Para controlar a mastite causada por S. aureus, deve-se implantar um bom programa preventivo, com especial atenção para a segregação dos animais positivos, para o adequado funcionamento do equipamento de ordenha, e uso do pós-dipping. O uso de vacinas contra mastite causada por S. aureus pode ser utilizado em fazendas com alta prevalência desse agente, dando-se ênfase ao seu uso em animais jovens, objetivando aumentar a resistência contra o S. aureus e reduzir os prejuízos causados por este microrganismo.

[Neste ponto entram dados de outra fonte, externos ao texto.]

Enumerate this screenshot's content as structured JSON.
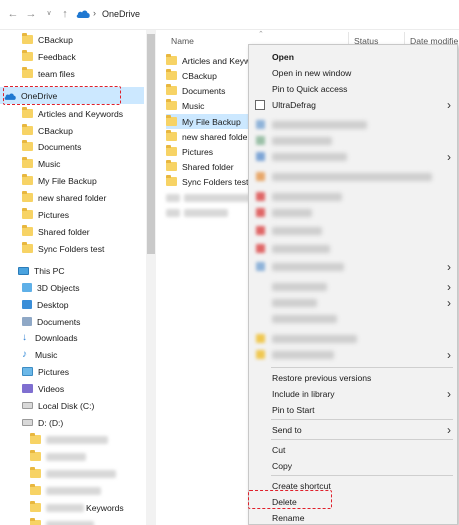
{
  "address_bar": {
    "location": "OneDrive",
    "back_icon": "arrow-left-icon",
    "forward_icon": "arrow-right-icon",
    "recent_icon": "chevron-down-icon",
    "up_icon": "arrow-up-icon"
  },
  "nav_pane": {
    "items": [
      {
        "label": "CBackup",
        "icon": "folder-icon"
      },
      {
        "label": "Feedback",
        "icon": "folder-icon"
      },
      {
        "label": "team files",
        "icon": "folder-icon"
      },
      {
        "label": "OneDrive",
        "icon": "onedrive-cloud-icon"
      },
      {
        "label": "Articles and Keywords",
        "icon": "folder-icon"
      },
      {
        "label": "CBackup",
        "icon": "folder-icon"
      },
      {
        "label": "Documents",
        "icon": "folder-icon"
      },
      {
        "label": "Music",
        "icon": "folder-icon"
      },
      {
        "label": "My File Backup",
        "icon": "folder-icon"
      },
      {
        "label": "new shared folder",
        "icon": "folder-icon"
      },
      {
        "label": "Pictures",
        "icon": "folder-icon"
      },
      {
        "label": "Shared folder",
        "icon": "folder-icon"
      },
      {
        "label": "Sync Folders test",
        "icon": "folder-icon"
      },
      {
        "label": "This PC",
        "icon": "computer-icon"
      },
      {
        "label": "3D Objects",
        "icon": "3d-objects-icon"
      },
      {
        "label": "Desktop",
        "icon": "desktop-icon"
      },
      {
        "label": "Documents",
        "icon": "documents-icon"
      },
      {
        "label": "Downloads",
        "icon": "downloads-icon"
      },
      {
        "label": "Music",
        "icon": "music-icon"
      },
      {
        "label": "Pictures",
        "icon": "pictures-icon"
      },
      {
        "label": "Videos",
        "icon": "videos-icon"
      },
      {
        "label": "Local Disk (C:)",
        "icon": "drive-icon"
      },
      {
        "label": "D: (D:)",
        "icon": "drive-icon"
      },
      {
        "label": "",
        "icon": "folder-icon"
      },
      {
        "label": "",
        "icon": "folder-icon"
      },
      {
        "label": "",
        "icon": "folder-icon"
      },
      {
        "label": "",
        "icon": "folder-icon"
      },
      {
        "label": "",
        "icon": "folder-icon"
      },
      {
        "label": "",
        "icon": "folder-icon"
      },
      {
        "label": "Keywords",
        "icon": "folder-icon"
      }
    ]
  },
  "file_list": {
    "columns": {
      "name": "Name",
      "status": "Status",
      "date": "Date modifie"
    },
    "rows": [
      {
        "label": "Articles and Keyw",
        "icon": "folder-icon"
      },
      {
        "label": "CBackup",
        "icon": "folder-icon"
      },
      {
        "label": "Documents",
        "icon": "folder-icon"
      },
      {
        "label": "Music",
        "icon": "folder-icon"
      },
      {
        "label": "My File Backup",
        "icon": "folder-icon"
      },
      {
        "label": "new shared folde",
        "icon": "folder-icon"
      },
      {
        "label": "Pictures",
        "icon": "folder-icon"
      },
      {
        "label": "Shared folder",
        "icon": "folder-icon"
      },
      {
        "label": "Sync Folders test",
        "icon": "folder-icon"
      }
    ]
  },
  "context_menu": {
    "open": "Open",
    "open_new_window": "Open in new window",
    "pin_quick_access": "Pin to Quick access",
    "ultradefrag": "UltraDefrag",
    "restore_versions": "Restore previous versions",
    "include_library": "Include in library",
    "pin_start": "Pin to Start",
    "send_to": "Send to",
    "cut": "Cut",
    "copy": "Copy",
    "create_shortcut": "Create shortcut",
    "delete": "Delete",
    "rename": "Rename"
  },
  "colors": {
    "selection": "#cce8ff",
    "highlight_dash": "#e0202b",
    "menu_bg": "#f2f2f2",
    "folder": "#f7d365",
    "onedrive_blue": "#1f78d1"
  }
}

Nos rebanhos com alta porcentagem de vacas infectadas por S. aureus, o descarte de todos os animais doentes é muitas vezes impraticável, em razão do custo e da perda de material genético. Nesses casos, a busca de alternativas para reduzir os prejuízos causados pelas infecções crônicas passa a ser uma necessidade. Entre os diferentes protocolos desenvolvidos para essas situações, podemos citar o uso da vacinação, em conjunto com o tratamento com antibióticos. Com o objetivo de determinar a eficácia da combinação de vacinação e terapia estendida sobre a eliminação de mastite crônica causada por S. aureus, foi desenvolvido um estudo clínico a campo. Inicialmente, foram identificadas, em três rebanhos diferentes, 43 vacas com infecção crônica causada por S. aureus, as quais foram classificadas em dois grupos homogêneos, com base nos dias em lactação, número de lactações, produção de leite e quantidade de quartos infectados. Um dos grupos (20 vacas) recebeu três doses de vacina comercial contra S. aureus no 1º, 15º e 21º dias do estudo, seguido pelo tratamento intramamário com pirlimicina, em todos os quartos mamários, durante 5 dias consecutivos (do 16º ao 20º). As vacas do outro grupo (23 animais) não receberam nenhum tipo de tratamento. Todos os animais foram monitorados mensalmente, durante três meses após o tratamento, para identificação da taxa de cura.

A combinação de vacinação e tratamento intramamário com pirlimicina resultou em maior taxa de cura das vacas tratadas (8/20=40%) em comparação com as vacas do grupo controle (2/23=9%). As vacas tratadas apresentaram maior número de quartos curados (13/28=46%) do que as vacas controle (2/41=5%). A conclusão do estudo indica que a combinação entre vacinação e tratamento antibiótico auxilia na eliminação de mastite crônica causada por S. aureus, com resultados de redução de 46% dos quartos infectados. Analisando economicamente esse tipo de estratégia de controle, o maior custo é o do tratamento intramamário e descarte do leite, sendo pequeno o valor das doses de vacina em relação ao custo total. Dessa forma, mesmo que a vacinação tenha apenas um benefício limitado nessa estratégia, possivelmente a sua utilização seria positiva, em razão do baixo custo.